Overcrowding. Mental hospitals were almost by definition over-crowded. Patients slept in open wards. Diseases spread from bed to bed. Rapes and assaults by other inmates were common. One could, of course, build more hospitals to give each sufferer a private room. Would citizens want to see their taxes raised or redirected away from other purposes to build them is the question. Smart money says to doubt it.

Violence. New wave asylum advocates would have you believe that mental hospitals are not violent. As we have seen above, however, patients are threatened not only by other patients, but also by the staff members who are supposed to be looking after them.

Loss of freedom and voting rights It is a given that patients will lose their freedom when the State locks them up. But we forget that they will also lose their inalienable voting rights.

Length of incarceration. Jail terms end. You can get out on parole. When you are in a mental hospital, you stay as long as the staff says you have to stay.

One result of the legislative budgeting process was the tendency of medical professionals to keep patients even after they stopped being symptomatic so that the hospital could keep getting money for their “care”. The ACLU took up the case of Kenneth Donaldson, a Florida man, who was neither dangerous or receiving medical care. He spent 15 years locked up until the ACLU managed to convince a court to free him. Would this happen again? Do people never juggle the books and fudge budgets?

Loss of due process. The decision as to whether a patient is well enough to live in the community or not rests with her doctors. There is no appeal available. When you are accused of an infraction of the rules, it is the staff– not your peers — who determine your guilt and mete out any punishment.

Stigma. When patients cannot communicate with the outside world, they will not be able to tell their story. The result will be a narrowly informed electorate who will choose candidates who stand for draconian options. Stigma, as I have written elsewhere, is not just about prejudice, but control. The mental hospital is its epitome.

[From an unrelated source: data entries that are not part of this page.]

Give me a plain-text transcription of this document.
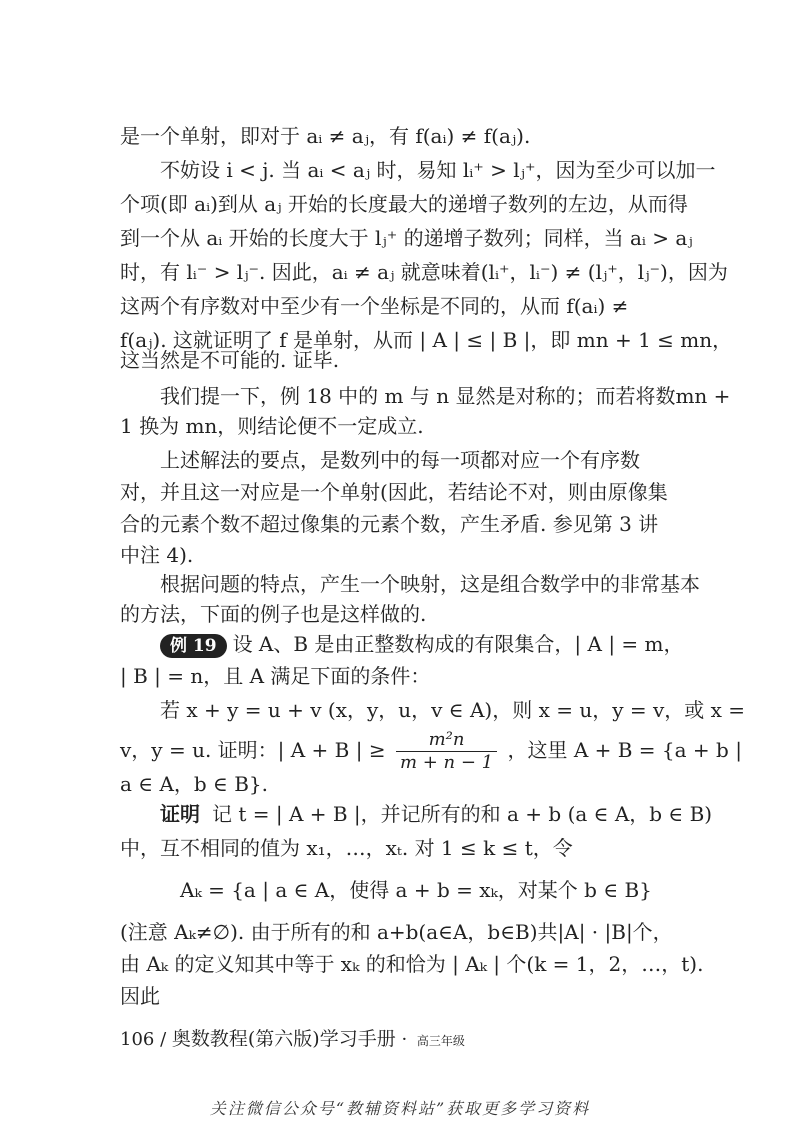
是一个单射，即对于 aᵢ ≠ aⱼ，有 f(aᵢ) ≠ f(aⱼ).
不妨设 i < j. 当 aᵢ < aⱼ 时，易知 lᵢ⁺ > lⱼ⁺，因为至少可以加一
个项(即 aᵢ)到从 aⱼ 开始的长度最大的递增子数列的左边，从而得
到一个从 aᵢ 开始的长度大于 lⱼ⁺ 的递增子数列；同样，当 aᵢ > aⱼ
时，有 lᵢ⁻ > lⱼ⁻. 因此，aᵢ ≠ aⱼ 就意味着(lᵢ⁺，lᵢ⁻) ≠ (lⱼ⁺，lⱼ⁻)，因为
这两个有序数对中至少有一个坐标是不同的，从而 f(aᵢ) ≠
f(aⱼ). 这就证明了 f 是单射，从而 | A | ≤ | B |，即 mn + 1 ≤ mn，
这当然是不可能的. 证毕.
我们提一下，例 18 中的 m 与 n 显然是对称的；而若将数mn +
1 换为 mn，则结论便不一定成立.
上述解法的要点，是数列中的每一项都对应一个有序数
对，并且这一对应是一个单射(因此，若结论不对，则由原像集
合的元素个数不超过像集的元素个数，产生矛盾. 参见第 3 讲
中注 4).
根据问题的特点，产生一个映射，这是组合数学中的非常基本
的方法，下面的例子也是这样做的.
例 19 设 A、B 是由正整数构成的有限集合，| A | = m，
| B | = n，且 A 满足下面的条件：
若 x + y = u + v (x，y，u，v ∈ A)，则 x = u，y = v，或 x =
v，y = u. 证明：| A + B | ≥ $\frac{\text{m²n}}{m + n - 1}$ ，这里 A + B = {a + b |
a ∈ A，b ∈ B}.
证明 记 t = | A + B |，并记所有的和 a + b (a ∈ A，b ∈ B)
中，互不相同的值为 x₁，…，xₜ. 对 1 ≤ k ≤ t，令
Aₖ = {a | a ∈ A，使得 a + b = xₖ，对某个 b ∈ B}
(注意 Aₖ≠∅). 由于所有的和 a+b(a∈A，b∈B)共|A| · |B|个，
由 Aₖ 的定义知其中等于 xₖ 的和恰为 | Aₖ | 个(k = 1，2，…，t).
因此
106 / 奥数教程(第六版)学习手册 · 高三年级
关注微信公众号“教辅资料站”获取更多学习资料
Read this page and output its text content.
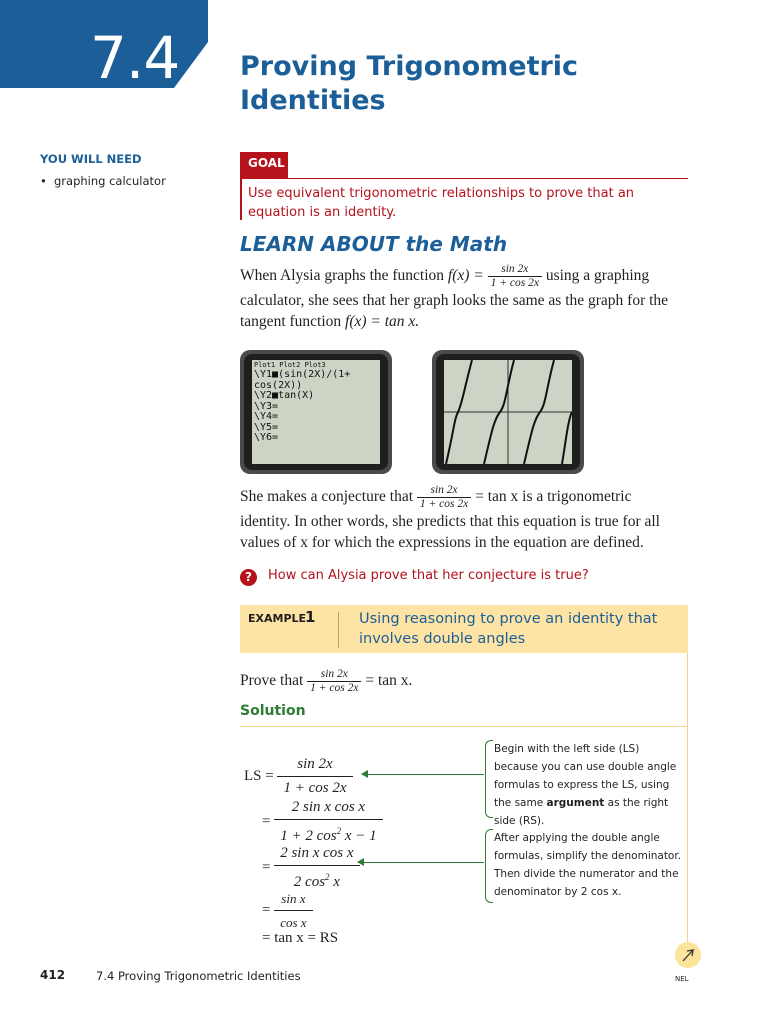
7.4 Proving Trigonometric Identities
YOU WILL NEED
• graphing calculator
GOAL
Use equivalent trigonometric relationships to prove that an equation is an identity.
LEARN ABOUT the Math
When Alysia graphs the function $f(x) = \frac{\sin 2x}{1 + \cos 2x}$ using a graphing calculator, she sees that her graph looks the same as the graph for the tangent function f(x) = tan x.
Plot1 Plot2 Plot3
\Y1■(sin(2X)/(1+
cos(2X))
\Y2■tan(X)
\Y3=
\Y4=
\Y5=
\Y6=
She makes a conjecture that $\frac{\sin 2x}{1 + \cos 2x} = \tan x$ is a trigonometric identity. In other words, she predicts that this equation is true for all values of x for which the expressions in the equation are defined.
?	How can Alysia prove that her conjecture is true?
EXAMPLE
1	Using reasoning to prove an identity that involves double angles
Prove that $\frac{\sin 2x}{1 + \cos 2x} = \tan x$.
Solution
LS = $\frac{\sin 2x}{1 + \cos 2x}$
= $\frac{\text{2 sin x cos x}}{1 + 2 \cos^2 x - 1}$
= $\frac{\text{2 sin x cos x}}{2 \cos^2 x}$
= $\frac{\text{sin x}}{\text{cos x}}$
= tan x = RS
Begin with the left side (LS) because you can use double angle formulas to express the LS, using the same argument as the right side (RS).
After applying the double angle formulas, simplify the denominator. Then divide the numerator and the denominator by 2 cos x.
412	7.4 Proving Trigonometric Identities	NEL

This table examines the three roads that we could take in dealing with the problem of the mentally ill who lack access to care. It tellingly upends many of the arguments that the new wavers make in defense of the claim that hospitals are superior to jails and also compares them to the third alternative, a well-funded community health program:

Jails and Prisons Mental Hospitals Community
Mental Health
(Ideal)
Caretaker
Violence
Yes Yes No
Inmate
Violence
Yes Yes No
Isolation Yes Yes

No
Privatization
Danger
Yes Quite
Possibly
Quite
Possibly
Loss of
Privacy
Yes Yes Maybe
Medication
Available
Often Yes Yes
Disenfranchisement Yes Yes No
Limited
Incarceration
Yes No N/A
Stigma Yes Yes Yes
Loss of Freedom Yes Yes No
Loss of due process No Maybe No

(For the record, I support limited use of mental hospitals. But they must be vigorously regulated. Orderlies and other staff who are violent towards their charges must not only be disciplined, they should be prosecuted. The smaller the institutions, the easier they will be to regulate. Most patients should be served by community clinics.)

Mental hospitals will not be much — if any — better than jails. New Waver solutions favor the caretakers, the staff, and other family who just want to put the mentally ill out of sight without providing them with access to freedom, housing, and decent healthcare.

We live in reactionary times. The public is inclined to jump in panic at the mention of mental illness and elect lawmakers who are loathe grant the kind of assistance that we truly need while supporting draconian measures such as forced medication and more mental hospitals. We must not allow those who claim to speak for us to promote doing just “anything in the name of helping the mentally ill”; we must speak for ourselves. Community mental health programs are a realistic approach to the problems that face the mentally ill, including those most severely afflicted. We cannot afford lazy, disingenuous, and stigmatizing alternatives. They will be the end of our freedom and our recovery.